An NDP government would immediately tackle the fourth wave of the COVID-19 pandemic with a billion-dollar plan to increase vaccination rates, the party’s leader said Sunday.

Jagmeet Singh told a press conference in Ottawa that the New Democrats would target remote parts of Canada and vaccine-hesitant groups.

“We know that there are people that want to get vaccinated and they just need a little bit more information,” he said. “We need to make sure that we are reaching out to them.”

The plan would also secure paid time off for workers to get vaccinated, he said.

Singh also pledged to protect the country’s health-care workers, calling for changes to the Criminal Code that would make it an aggravating offence to impede or assault a health-care worker in the course of their duties.

“No health-care worker should be met with any type of violence or intimidation,” Singh said. “There is no way that a health-care worker should have to deal with any threats or intimidation on top of the already difficult situation they’re dealing with.”

Singh’s remarks came after several protests against proof-of-vaccination measures were held outside hospitals across Canada over the past week. The demonstrations, which were particularly prevalent in Ontario after Premier Doug Ford announced the province would be adopting a vaccine certificate system later this month, drew condemnations from several health-care advocacy groups including the Canadian Medical Association.

Singh also repeated his call for a national document for Canadians to confirm their vaccination status for both domestic and international travel.

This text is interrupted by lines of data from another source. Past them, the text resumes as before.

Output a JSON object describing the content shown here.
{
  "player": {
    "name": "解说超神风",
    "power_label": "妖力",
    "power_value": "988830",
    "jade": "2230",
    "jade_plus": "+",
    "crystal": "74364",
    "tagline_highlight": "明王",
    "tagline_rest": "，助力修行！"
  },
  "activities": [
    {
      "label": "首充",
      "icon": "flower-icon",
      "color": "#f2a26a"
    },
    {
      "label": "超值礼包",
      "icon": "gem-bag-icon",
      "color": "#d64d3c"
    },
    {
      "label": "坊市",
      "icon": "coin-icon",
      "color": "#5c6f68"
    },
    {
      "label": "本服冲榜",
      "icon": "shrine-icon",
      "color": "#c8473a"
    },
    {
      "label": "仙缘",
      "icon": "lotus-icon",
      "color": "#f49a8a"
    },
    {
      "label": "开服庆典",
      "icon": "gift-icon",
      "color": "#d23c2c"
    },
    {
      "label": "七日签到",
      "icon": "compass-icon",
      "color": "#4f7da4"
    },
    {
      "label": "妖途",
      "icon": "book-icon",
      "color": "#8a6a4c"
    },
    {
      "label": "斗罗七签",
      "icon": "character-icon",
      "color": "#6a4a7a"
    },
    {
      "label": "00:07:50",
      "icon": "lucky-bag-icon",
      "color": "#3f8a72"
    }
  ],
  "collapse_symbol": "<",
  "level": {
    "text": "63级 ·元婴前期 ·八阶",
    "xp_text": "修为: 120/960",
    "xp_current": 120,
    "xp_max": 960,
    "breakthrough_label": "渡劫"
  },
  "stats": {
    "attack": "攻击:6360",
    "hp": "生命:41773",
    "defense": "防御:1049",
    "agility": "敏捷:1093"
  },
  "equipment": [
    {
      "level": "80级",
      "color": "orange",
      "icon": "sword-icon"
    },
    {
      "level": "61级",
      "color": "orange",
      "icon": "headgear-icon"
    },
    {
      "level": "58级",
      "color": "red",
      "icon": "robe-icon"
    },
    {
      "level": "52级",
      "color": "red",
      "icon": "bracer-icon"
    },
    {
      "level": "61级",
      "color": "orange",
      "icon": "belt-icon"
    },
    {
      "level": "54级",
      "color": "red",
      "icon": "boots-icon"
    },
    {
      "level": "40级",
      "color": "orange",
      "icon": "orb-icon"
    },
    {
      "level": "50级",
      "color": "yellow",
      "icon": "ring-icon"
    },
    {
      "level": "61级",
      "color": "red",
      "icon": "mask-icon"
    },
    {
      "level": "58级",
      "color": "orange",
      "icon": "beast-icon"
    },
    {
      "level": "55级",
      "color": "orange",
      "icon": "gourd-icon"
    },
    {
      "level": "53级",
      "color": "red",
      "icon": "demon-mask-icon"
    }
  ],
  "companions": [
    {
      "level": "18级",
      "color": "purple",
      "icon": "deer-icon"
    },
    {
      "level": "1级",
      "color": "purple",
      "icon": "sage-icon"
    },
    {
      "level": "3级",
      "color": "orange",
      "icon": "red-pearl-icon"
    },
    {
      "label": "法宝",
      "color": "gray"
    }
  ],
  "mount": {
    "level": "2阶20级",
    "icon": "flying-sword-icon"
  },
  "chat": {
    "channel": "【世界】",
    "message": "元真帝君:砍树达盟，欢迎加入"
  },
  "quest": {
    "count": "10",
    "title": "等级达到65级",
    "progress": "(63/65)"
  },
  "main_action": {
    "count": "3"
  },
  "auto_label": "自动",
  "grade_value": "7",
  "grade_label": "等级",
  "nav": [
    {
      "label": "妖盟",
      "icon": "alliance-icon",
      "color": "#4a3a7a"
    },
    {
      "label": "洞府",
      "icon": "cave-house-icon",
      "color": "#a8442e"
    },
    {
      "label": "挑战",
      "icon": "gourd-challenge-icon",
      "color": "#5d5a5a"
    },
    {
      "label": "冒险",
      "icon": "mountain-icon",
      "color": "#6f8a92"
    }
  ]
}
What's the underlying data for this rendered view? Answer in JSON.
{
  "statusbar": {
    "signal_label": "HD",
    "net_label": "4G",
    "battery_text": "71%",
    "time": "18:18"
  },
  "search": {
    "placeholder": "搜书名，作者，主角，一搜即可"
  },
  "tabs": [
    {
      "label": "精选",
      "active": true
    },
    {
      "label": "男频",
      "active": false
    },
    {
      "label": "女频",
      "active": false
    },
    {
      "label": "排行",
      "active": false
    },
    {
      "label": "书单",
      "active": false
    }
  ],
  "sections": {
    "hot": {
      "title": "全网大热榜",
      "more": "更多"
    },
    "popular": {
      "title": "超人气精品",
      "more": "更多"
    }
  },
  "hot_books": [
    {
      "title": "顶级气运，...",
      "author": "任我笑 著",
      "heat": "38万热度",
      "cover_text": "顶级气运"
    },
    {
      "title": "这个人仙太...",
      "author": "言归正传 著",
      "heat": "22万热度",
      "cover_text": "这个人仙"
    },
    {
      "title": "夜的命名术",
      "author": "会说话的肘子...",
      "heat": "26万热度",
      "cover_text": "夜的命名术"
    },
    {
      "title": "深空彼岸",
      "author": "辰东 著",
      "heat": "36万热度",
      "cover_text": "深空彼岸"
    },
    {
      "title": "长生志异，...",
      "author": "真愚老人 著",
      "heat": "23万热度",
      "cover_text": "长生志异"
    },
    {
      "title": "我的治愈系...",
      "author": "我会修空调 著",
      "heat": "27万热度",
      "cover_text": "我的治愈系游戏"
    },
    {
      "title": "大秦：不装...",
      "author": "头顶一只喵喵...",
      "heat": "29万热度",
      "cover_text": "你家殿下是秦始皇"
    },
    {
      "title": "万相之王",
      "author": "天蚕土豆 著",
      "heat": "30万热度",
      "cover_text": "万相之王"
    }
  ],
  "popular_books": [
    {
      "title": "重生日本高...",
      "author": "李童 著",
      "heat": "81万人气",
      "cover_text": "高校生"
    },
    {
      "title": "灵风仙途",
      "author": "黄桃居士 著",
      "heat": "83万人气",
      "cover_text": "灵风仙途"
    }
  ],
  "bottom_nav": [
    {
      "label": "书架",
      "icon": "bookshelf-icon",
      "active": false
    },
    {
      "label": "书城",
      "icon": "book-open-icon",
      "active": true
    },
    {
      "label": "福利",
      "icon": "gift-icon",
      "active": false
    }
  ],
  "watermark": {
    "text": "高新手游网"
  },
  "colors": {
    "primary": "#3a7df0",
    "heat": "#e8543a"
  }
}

The latest numbers, aggregated from provincial sources by the COVID-19 Vaccination Tracker website, show roughly 84.6 per cent of Canadians 12 and older have received at least one dose of a COVID-19 vaccine.

They show 77.4 per cent are fully vaccinated.

Public health officials have said those numbers need to climb to more than 80 per cent to keep the more infectious Delta variant of COVID-19 from overwhelming the health-care system.